While the narrative takes some fairly absurd twists and turns – there are many drunken exploits, including one especially memorable moment involving a mechanical bull – it also leads the reader along the path of understanding the mind of a celebrity, and especially an actress like Augusta, who is a human being at the root of it all, but a human being defined by her sex appeal and ability to perform. There are people like this in the world. We all know who they are. We all delight when they fall down, but we shouldn't. This book also offers insight into addiction, insecurity, the way our upbringings define us, and the nature of true love, how blind it can be – but also how it, above all else, can be what raises a person out of the depths of failure and despair.

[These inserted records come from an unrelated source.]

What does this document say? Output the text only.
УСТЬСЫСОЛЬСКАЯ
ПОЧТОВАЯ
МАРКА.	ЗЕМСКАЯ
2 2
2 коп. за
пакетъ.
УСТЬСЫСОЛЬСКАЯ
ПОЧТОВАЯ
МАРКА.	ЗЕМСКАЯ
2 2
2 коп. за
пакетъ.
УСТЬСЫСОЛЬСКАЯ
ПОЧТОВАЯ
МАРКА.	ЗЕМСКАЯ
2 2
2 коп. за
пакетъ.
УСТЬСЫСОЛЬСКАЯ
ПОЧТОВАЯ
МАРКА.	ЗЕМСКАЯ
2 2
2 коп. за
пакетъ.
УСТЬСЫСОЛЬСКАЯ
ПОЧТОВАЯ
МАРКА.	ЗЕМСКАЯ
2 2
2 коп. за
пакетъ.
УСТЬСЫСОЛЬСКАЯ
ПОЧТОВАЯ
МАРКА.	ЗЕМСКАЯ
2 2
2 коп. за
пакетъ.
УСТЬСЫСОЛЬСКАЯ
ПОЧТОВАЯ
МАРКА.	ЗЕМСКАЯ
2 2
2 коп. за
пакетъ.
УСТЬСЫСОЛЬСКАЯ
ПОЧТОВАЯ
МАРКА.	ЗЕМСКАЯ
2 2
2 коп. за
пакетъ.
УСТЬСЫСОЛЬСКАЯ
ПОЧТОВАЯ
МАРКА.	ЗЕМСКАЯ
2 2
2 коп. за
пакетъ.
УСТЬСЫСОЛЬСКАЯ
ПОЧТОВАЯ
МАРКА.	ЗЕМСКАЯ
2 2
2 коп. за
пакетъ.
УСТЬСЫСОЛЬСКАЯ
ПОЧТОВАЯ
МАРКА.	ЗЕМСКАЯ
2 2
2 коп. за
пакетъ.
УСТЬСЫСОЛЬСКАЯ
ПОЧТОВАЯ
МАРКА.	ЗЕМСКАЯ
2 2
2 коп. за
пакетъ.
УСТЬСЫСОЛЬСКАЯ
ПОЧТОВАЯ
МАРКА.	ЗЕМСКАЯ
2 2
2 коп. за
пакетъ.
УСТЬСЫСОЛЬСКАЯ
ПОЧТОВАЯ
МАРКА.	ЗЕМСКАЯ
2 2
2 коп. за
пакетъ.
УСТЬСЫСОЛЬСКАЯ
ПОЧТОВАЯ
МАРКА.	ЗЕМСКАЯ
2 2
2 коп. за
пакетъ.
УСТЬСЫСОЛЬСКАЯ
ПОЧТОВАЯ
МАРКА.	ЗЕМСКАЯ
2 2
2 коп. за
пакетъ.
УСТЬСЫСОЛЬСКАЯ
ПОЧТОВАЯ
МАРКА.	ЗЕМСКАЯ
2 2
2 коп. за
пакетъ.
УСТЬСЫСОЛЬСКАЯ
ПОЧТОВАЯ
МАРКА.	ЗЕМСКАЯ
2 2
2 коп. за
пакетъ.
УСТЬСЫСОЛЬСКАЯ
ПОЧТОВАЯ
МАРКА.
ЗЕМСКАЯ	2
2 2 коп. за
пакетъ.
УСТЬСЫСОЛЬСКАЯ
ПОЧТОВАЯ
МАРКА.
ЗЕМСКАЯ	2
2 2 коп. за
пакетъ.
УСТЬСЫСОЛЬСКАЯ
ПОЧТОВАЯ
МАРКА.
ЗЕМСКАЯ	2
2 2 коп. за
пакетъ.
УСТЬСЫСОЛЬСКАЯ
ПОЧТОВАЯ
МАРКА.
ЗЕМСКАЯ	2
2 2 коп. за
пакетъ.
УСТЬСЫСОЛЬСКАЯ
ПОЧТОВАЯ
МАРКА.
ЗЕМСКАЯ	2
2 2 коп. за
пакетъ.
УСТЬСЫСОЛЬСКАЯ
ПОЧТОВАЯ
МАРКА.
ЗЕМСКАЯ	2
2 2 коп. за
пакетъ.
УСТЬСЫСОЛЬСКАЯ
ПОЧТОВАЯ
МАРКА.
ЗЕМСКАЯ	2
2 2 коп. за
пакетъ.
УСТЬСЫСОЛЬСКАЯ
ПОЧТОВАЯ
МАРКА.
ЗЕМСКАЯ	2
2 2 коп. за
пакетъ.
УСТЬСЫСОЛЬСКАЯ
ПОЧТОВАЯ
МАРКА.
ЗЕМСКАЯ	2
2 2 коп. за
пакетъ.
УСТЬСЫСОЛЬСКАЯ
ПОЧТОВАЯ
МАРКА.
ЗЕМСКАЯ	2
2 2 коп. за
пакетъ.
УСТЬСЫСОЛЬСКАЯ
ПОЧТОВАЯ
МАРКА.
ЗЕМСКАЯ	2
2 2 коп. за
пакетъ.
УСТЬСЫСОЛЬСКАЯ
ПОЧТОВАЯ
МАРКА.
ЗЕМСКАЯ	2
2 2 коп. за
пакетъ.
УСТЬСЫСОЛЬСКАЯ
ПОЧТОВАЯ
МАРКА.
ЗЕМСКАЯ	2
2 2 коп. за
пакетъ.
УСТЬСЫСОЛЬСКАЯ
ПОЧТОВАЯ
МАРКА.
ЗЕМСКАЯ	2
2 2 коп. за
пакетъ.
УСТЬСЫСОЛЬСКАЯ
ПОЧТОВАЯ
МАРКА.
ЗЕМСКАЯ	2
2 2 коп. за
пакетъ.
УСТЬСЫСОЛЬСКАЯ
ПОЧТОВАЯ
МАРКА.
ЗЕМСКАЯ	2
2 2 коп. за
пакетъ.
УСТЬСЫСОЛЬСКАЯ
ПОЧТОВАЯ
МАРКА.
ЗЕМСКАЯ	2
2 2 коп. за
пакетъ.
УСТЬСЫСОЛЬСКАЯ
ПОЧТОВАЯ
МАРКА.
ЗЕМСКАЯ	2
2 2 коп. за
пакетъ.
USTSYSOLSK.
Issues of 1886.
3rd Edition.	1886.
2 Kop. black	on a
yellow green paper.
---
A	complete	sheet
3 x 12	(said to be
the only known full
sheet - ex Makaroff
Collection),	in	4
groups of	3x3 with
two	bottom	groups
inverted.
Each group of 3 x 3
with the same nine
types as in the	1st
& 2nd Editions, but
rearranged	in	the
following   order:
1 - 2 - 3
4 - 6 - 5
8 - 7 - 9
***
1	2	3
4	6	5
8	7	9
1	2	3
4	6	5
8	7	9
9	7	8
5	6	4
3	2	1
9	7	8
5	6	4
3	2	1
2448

Renzetti has revealed that she was inspired to write a character like Augusta by Marianne Faithfull, who is also known for staggering through life on high heels, while being high, in general. But still, Faithfull, like Augusta, always managed to maintain the allure that made both Mick Jagger and Keith Richards fall in love with her. Whenever I think of Faithfull, I don't think of the tales of her partying and pill popping, though. I think of a story I heard once – from my dad, I think – about how the song Wild Horses, so achingly beautiful and filled with longing, was inspired by a visit Mick Jagger paid to Faithfull's hospital room after she had miscarried his child and overdosed on pills. As the story goes, he pleaded with her not to die on him. And she is reported to have said, "Honey, wild horses couldn't drag me away."

Or perhaps that's not really how it went – perhaps that's just a rumour, a tale only based on a true story.

Marissa Stapley's novel Mating for Life comes out this month.